You never know who could be the fly on the wall watching history in the making. That fact is brought to vivid life in the terrific new film biography Lee Daniels’ The Butler. Starring Forest Whitaker as Cecil Gaines, the longest-serving butler in White House history—serving Presidents Eisenhower through Reagan—the film offers an intriguing vantage point on some of the most profound changes in American society.
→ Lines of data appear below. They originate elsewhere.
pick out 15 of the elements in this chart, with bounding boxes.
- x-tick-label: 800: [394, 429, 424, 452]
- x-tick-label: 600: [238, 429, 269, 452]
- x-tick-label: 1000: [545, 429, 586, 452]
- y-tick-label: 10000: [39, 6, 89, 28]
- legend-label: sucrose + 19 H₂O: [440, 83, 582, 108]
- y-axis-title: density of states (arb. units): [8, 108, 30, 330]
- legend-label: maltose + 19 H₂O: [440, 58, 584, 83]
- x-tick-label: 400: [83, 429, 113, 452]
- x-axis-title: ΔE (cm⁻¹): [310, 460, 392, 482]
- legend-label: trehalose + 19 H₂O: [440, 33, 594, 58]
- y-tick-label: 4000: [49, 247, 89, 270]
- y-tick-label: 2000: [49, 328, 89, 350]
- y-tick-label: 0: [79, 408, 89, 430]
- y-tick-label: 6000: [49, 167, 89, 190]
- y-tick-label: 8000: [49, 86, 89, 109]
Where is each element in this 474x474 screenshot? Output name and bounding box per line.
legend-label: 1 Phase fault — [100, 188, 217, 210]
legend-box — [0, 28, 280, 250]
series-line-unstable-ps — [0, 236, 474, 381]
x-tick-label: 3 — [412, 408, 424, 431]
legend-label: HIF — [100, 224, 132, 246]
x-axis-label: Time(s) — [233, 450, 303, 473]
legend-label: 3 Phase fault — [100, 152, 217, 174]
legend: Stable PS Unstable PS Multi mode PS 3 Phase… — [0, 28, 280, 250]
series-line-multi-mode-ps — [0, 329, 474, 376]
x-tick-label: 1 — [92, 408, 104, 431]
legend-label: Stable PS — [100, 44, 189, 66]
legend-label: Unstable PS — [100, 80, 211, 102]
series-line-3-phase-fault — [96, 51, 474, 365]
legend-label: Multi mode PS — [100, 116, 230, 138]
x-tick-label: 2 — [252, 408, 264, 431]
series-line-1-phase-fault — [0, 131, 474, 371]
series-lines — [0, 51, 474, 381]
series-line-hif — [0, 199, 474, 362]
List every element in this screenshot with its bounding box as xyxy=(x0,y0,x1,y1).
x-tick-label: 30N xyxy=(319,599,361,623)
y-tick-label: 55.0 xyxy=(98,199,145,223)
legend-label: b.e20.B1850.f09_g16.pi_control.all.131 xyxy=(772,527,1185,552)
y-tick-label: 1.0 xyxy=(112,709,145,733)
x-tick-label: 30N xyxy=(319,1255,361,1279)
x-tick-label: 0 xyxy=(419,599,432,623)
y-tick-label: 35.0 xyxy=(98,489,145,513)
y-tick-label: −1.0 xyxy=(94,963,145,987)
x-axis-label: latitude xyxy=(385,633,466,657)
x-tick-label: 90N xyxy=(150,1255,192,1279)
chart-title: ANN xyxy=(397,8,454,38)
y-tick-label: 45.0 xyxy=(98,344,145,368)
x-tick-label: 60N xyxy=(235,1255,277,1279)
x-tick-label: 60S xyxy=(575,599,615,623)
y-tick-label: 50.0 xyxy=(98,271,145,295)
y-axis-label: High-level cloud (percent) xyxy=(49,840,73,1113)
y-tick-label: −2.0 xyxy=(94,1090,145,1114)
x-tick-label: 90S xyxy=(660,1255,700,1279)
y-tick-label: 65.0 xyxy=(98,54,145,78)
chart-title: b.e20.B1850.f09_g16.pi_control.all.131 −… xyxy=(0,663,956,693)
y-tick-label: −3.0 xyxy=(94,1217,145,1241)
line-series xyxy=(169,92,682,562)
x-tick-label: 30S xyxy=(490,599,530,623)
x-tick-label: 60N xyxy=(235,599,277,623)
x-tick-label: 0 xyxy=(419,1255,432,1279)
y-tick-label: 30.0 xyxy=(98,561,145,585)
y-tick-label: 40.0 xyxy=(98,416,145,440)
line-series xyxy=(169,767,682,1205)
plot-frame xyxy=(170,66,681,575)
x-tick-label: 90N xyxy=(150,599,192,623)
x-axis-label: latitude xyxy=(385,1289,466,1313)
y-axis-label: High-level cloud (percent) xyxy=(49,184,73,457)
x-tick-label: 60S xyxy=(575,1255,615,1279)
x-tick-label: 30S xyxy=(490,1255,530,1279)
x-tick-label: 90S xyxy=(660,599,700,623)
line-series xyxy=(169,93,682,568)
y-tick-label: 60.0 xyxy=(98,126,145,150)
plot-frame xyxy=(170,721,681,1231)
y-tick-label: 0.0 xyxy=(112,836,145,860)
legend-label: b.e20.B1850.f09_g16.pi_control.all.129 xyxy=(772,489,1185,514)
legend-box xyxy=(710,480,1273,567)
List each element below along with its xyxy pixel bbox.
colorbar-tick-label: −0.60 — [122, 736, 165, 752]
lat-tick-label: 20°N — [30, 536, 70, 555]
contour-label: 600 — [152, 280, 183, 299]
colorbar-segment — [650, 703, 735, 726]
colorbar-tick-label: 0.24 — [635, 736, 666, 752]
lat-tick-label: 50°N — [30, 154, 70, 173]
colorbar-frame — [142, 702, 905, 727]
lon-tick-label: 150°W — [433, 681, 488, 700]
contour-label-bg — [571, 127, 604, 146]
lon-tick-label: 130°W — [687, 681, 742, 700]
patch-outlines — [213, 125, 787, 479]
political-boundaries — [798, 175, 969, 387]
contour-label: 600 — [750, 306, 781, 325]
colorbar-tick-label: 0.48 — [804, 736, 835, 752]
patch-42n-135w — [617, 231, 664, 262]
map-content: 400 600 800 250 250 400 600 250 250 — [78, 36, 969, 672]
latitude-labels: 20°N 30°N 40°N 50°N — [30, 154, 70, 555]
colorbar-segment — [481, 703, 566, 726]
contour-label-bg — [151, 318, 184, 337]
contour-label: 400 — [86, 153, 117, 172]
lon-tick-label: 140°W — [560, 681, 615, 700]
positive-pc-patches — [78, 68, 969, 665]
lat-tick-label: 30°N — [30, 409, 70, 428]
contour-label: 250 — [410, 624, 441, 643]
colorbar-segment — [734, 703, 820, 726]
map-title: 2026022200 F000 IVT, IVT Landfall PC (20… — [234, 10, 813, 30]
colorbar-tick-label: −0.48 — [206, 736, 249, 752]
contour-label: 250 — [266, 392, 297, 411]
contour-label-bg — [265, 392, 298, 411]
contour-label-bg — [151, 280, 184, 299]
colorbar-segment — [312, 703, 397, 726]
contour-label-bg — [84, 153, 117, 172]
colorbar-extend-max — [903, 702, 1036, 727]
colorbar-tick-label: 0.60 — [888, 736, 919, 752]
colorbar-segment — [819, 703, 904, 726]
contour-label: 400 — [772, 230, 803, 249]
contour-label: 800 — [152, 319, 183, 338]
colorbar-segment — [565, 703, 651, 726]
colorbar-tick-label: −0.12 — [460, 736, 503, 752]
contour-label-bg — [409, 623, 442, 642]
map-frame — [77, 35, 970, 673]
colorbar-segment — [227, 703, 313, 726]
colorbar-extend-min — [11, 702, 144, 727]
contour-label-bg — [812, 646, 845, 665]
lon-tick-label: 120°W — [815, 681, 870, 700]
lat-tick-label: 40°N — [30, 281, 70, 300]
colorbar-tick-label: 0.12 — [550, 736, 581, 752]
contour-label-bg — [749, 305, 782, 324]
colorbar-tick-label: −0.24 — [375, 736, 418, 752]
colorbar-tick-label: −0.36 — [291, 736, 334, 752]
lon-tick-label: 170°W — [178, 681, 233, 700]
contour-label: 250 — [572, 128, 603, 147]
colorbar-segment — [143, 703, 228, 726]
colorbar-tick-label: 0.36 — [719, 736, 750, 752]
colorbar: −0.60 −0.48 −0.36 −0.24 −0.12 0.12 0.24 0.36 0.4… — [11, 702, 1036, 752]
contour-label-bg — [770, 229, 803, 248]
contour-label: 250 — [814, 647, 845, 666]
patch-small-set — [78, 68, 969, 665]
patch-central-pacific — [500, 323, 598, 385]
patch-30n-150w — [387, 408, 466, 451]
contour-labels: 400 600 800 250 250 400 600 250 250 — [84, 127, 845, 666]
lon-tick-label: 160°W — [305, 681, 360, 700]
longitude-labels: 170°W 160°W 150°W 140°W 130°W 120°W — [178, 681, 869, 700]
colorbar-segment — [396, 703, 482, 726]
The movie feels like an African-American spin on the Oscar-winning classic Forrest Gump in its depiction of Cecil being present for countless moments from pivotal era of American history, but the truly amazing thing is that most of this story is true. And just as Gump was packed with Oscar-worthy performances, the cast of The Butler is stacked with Hollywood royalty and is sure to have its star duo of Forest Whitaker and Oprah Winfrey prepping victory speeches for awards season next year.

Elegantly helmed by director Daniels, whose last film was the Oscar-winning Precious in 2009, The Butler deals with some of the darkest moments in American race relations. However, it handles those interludes with enough subtlety to earn a PG-13 rating while still packing the emotional punch of his previously R-rated film.

The movie follows Cecil from when he was a young boy in 1926, working on a plantation’s cotton fields. After a plantation owner shoots his father point-blank in the head in front of the boy, Cecil is taken in by the plantation’s matriarch (Vanessa Redgrave), who trains him to be a “house” worker. While this is also de facto slave-level work, it teaches Cecil the valuable skills he needs to become a high-class waiter and, eventually, a butler in the White House for presidents, beginning with Dwight Eisenhower.

While Cecil spends decades serving white power figures in the Executive Mansion, he finds trouble brewing at his home when his long hours drive his wife (Winfrey) into alcoholism and a secret affair, and the oldest of his two sons grows resentful of the compromises that his father makes daily.

This son becomes radicalized in college and winds up arrested dozens of times during the civil rights struggle, forming a rift between the son who wants to change the white-dominated power structure once and for all and a father who is scared that speaking up against that power structure will ruin everything he’s worked so hard for.

Daniels provides some brilliant parallels throughout the movie which contrast the struggles that both Cecil and his son are going through. The best matches the butler corps (which includes strong performances by Lenny Kravitz and Cuba Gooding Jr.) preparing for a state dinner as if they’re soldiers girding for war, while Cecil’s son and his fellow civil rights protesters prep for war against racists, the police and the National Guard.

Throughout, the visuals captured by cinematographer Andrew Dunn are sumptuous and the score blends classic pop hits of the various eras with an evocative original score by Rodrigo Leao that perfectly fits the film’s many emotional shadings.

Working from a sterling script by Danny Strong, Daniels creates a fascinating and touching portrayal of figures large and small at a decisive era in American history. Despite casting liberal icons like John Cusack as Richard Nixon and Jane Fonda as Nancy Reagan, the movie provides sympathetic portrayals of both Republican and Democratic presidents, showing the human side of the men who are forced to make the final calls on the most difficult issues facing society.

Above them all stand Whitaker and Winfrey, creating a dream team that could easily nab the Oscars for their roles. For Lee Daniels’ The Butler is history brought to life in an evocative, emotionally compelling way. It’s also a story from which every American should learn.